Civil justice in India provides two kinds of remedies.

(1) Those by which the suitor obtains the very thing which he is entitled.

(2) Those by which the suitor does not obtain the very thing but compensation for the loss of it. The first is ‘Specific Relief’ and the second is ‘compensatory relief’.

The law of Specific Relief is a part of the law of procedure, for Specific Relief is a form of judicial redress. It is called ‘specific’ because under its procedure, the suitor gets his relief ‘in specie’ (in kind) i.e. the very thing which the other party was bound to perform or to forbear.

The act is not exhaustive enough to contain the whole law on the subject. The act is not restricted to specific performance of contract as the statute governs the court’s powers in granting Specific Reliefs in a variety of fields.  Even so, the Act does not cover all Specific Relief conceivable.  (Ashok k. Srivastava v National Insurance Company Limited (1998) 4 SCC 361)

Specific Relief Act is primarily based on the principle of the equity has been borrow from the courts of equity in England. However, in India there is no separate court for administering equity. The major part with respect to the equity has been codified and wherever any space remains the principle of equity justice and good conscience comes into.

Equity has come not to destroy the law, but to fulfill it. The defects and rigidity in the common law led to the evolution of equity i.e. inadequacy of remedy and absence of relief under certain circumstances led to fill that vacuum. Equity does not destroy the law nor create it, but assist it. Equity is rather collection of additional rules and not a separate system. The equitable remedies like specific performance or injunction do not destroy the common remedy of damages, but were either additional or alternative.

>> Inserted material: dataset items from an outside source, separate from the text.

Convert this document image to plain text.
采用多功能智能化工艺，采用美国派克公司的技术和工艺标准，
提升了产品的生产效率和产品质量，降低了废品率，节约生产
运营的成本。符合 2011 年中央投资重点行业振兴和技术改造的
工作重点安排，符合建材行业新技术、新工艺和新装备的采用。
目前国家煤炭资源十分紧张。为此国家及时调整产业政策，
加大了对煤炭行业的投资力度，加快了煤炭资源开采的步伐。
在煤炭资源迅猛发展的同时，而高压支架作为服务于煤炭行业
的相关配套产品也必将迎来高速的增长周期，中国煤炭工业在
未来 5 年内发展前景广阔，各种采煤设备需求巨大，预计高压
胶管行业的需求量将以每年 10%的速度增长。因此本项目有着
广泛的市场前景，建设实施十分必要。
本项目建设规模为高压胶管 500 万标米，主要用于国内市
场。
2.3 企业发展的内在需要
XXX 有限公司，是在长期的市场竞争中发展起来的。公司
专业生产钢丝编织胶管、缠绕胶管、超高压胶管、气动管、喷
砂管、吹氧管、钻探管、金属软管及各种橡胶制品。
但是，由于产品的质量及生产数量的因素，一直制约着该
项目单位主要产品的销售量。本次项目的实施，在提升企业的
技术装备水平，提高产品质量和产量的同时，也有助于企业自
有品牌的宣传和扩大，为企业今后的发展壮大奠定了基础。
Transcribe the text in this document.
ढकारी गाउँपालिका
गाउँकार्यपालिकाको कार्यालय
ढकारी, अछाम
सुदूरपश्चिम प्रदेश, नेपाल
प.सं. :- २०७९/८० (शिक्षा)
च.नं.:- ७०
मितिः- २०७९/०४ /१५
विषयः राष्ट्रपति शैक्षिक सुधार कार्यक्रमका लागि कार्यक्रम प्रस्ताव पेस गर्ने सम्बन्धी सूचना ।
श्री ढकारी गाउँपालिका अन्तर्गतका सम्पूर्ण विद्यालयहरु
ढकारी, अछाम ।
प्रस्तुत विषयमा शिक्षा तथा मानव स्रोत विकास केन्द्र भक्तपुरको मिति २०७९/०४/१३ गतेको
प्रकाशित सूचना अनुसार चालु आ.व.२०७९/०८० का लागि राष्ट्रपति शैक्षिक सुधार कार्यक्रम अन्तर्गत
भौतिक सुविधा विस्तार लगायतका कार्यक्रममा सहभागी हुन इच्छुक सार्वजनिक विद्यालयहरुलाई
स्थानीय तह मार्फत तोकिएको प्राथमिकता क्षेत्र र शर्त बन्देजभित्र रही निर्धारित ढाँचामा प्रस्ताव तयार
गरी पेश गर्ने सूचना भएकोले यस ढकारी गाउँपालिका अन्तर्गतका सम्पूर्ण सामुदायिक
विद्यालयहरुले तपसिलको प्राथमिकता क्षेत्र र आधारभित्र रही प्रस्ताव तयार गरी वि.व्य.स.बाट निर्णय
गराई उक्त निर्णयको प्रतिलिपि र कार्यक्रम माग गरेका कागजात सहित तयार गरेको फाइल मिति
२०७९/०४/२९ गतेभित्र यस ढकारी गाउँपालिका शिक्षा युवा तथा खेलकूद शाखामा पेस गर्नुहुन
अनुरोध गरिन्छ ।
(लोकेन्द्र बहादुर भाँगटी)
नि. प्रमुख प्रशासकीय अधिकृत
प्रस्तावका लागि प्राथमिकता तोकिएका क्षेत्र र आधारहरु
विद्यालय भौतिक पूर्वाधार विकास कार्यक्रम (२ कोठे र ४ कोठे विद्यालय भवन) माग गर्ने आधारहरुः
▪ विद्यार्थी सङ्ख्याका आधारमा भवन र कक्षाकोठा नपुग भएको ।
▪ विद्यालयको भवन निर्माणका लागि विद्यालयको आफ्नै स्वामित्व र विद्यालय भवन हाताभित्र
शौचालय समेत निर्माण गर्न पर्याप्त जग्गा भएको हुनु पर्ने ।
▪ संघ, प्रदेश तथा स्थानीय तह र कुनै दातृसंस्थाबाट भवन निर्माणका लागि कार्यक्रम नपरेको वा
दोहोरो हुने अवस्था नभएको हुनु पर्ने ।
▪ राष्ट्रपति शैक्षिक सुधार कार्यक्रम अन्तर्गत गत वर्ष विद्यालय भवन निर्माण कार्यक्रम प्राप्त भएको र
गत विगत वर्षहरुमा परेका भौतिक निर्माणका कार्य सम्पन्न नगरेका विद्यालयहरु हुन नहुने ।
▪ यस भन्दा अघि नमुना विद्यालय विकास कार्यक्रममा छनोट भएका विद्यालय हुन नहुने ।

The whole exercise of this branch of equity jurisprudence is not a matter of right in either party but is a matter of discretion in the court granting of a specific performance of a contract is a discretionary remedy

The discretion of the court, however, is not arbitrary, but should be sound and reasonable. Granting of specific performance is an equitable relief, though the same is now governed by the statutory provisions of the Specific Relief Act. These equitable principles are incorporated in section 20 of the Act. (A.C. Arulappan v Ahalya Naik (2001) 6 SCC 600)

Where time is of the essence of the contract delay will bar decree for specific performance. in the contract for the sale or purchase of immovable property, equity does not regard time as the essence of the contract. Equity tends normally to regard the insertion of a time limit in a contract as formal and not essential unless from the surrounding circumstances of the case and nature of the contract the parties really contemplated and intended that it shall be so.